- From: Dave Reynolds <der@hplb.hpl.hp.com>
- Date: Fri, 12 Jul 2002 17:55:55 +0100
- To: karger@lcs.mit.edu
- CC: www-rdf-dspace@w3.org, "Nick Wainwright (E-mail)" <Nick_Wainwright@hplb.hpl.hp.com>
At yesterday's DSpace telecon we discussed the question of whether RDF databases as they currently exist could support the "several hundred" small queries per second needed for Haystack implementations. To give a ball park test of this I set up the following test configuration: o A jena test application that creates a tree-shaped set of RDF assertions with variable depth and branching factor and then does a set of timed repeated random walks from root to leaf of the tree. Each step on the walk requires a separate (very small) database query - no query batching.
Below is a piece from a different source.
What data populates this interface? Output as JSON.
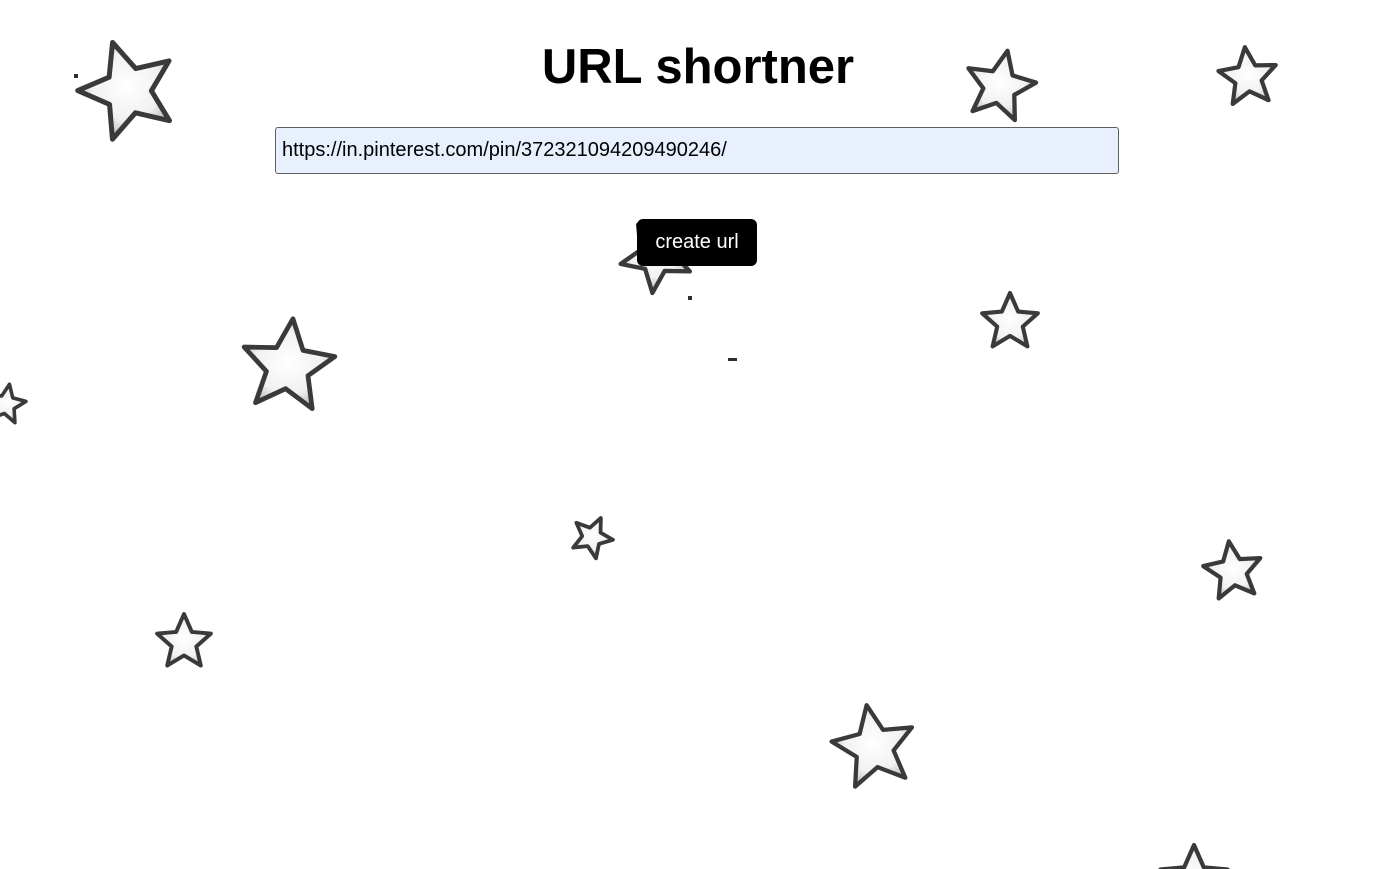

The randomization of repeated walks hopefully stresses the caching mechanisms sufficiently to make the test somewhat realistic. o I used a branching factor of 10 and depths from 4-6 to test the 10k - 1m triple range. o The application and database were running on the same machine (requests still go through the TCP stack but not out onto the LAN itself). o The main test machine was 700MHz, single CPU, 512Mb, Linux Red hat 7.2. The average time for one micro-query (one step in the random walk) was: Config #statements time Mysql 11k 2.8ms Mysql 111k 3.1ms Mysql 1,111k 3.8ms This is partially CPU bound, preliminary tests on a similarly configured 2GHz machine were about twice as fast. Preliminary figures using postgresql are 2-3 slower than this. If these trivial query patterns are indeed representative of Haystack's requirements then this suggests that 300-600 accesses per second can be achieved on sub-$1k PCs (ignoring networking issues). Loading up 1m statements into a database is another matter however! Dave
Received on Friday, 12 July 2002 12:56:23 UTC